Royal sunangel

Their beautiful feathers make them stand out among other birds and add a touch of magic to the mountain landscape


Royal sunangel


Their beautiful feathers make them stand out among other birds and add a touch of magic to the mountain landscape

Population 5,000 – 12,500
1 – 9% decline over three generations

The Royal Sunangel is a magnificent member of the hummingbird family, renowned for its captivating beauty and unique habitat preferences.
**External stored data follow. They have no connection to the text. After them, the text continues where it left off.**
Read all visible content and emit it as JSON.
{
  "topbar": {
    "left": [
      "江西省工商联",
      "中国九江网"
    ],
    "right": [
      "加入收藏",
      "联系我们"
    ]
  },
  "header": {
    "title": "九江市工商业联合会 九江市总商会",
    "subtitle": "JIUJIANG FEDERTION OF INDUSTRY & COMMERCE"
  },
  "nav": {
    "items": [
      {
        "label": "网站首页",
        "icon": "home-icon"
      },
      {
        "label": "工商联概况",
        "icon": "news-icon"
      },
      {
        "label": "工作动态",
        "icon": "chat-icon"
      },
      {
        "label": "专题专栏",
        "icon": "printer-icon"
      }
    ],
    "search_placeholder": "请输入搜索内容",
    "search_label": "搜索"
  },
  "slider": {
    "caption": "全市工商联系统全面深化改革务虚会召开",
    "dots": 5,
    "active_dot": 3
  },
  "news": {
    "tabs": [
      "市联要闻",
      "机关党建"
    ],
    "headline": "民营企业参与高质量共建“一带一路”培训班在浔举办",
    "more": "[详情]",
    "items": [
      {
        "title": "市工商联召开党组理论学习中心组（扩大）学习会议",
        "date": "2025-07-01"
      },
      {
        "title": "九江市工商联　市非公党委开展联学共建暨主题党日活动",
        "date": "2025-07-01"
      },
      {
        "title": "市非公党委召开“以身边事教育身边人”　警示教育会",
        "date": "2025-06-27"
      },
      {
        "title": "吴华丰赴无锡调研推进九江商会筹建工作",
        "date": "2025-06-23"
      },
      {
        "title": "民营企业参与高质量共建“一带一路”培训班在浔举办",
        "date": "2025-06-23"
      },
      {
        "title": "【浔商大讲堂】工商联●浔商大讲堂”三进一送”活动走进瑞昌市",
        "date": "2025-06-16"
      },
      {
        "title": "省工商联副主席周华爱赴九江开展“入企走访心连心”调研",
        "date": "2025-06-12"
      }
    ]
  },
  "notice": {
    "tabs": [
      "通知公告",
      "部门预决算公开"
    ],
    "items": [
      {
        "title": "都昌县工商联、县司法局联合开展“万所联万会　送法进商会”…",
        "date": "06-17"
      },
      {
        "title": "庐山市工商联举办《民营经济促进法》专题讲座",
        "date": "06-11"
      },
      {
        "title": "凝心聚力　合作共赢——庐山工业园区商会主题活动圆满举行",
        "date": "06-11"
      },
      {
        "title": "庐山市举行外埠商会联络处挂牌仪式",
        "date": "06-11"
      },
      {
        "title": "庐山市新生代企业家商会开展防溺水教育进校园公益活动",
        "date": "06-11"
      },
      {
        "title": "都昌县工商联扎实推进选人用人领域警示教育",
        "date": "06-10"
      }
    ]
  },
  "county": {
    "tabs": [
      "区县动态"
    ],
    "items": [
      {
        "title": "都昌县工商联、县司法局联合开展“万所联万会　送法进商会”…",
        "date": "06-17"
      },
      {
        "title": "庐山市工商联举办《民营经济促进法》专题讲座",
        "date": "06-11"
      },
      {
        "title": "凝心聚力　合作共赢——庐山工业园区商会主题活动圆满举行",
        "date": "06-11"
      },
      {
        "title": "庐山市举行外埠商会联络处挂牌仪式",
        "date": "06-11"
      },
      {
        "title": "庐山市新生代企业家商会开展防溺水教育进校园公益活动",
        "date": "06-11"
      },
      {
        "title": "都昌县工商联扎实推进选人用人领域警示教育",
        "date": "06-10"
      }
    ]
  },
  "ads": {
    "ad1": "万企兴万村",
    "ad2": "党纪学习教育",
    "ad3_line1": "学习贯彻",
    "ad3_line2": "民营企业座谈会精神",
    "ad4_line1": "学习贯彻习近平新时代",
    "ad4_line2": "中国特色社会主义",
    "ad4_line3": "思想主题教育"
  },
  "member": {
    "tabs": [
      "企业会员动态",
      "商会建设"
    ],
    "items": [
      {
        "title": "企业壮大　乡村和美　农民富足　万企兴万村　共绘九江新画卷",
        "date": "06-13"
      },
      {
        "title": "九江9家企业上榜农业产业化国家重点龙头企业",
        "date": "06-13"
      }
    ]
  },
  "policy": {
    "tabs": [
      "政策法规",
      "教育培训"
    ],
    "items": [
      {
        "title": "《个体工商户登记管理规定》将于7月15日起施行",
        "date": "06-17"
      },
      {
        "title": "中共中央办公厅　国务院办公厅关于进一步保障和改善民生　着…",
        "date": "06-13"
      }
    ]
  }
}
Endemic to the mountainous regions of Ecuador and Peru, this exquisite bird is often referred to as the “elfin-forest king,” owing to its regal presence in the lush, montane forests where it resides.

Despite its diminutive size, the Royal Sunangel possesses a striking appearance characterized by its vibrant plumage and distinctive features. Sporting a short, black bill perfectly suited for sipping nectar from flowers and a long, forked tail that adds to its elegance in flight, this avian gem is a sight to behold amidst the mist-shrouded forests of its mountainous domain.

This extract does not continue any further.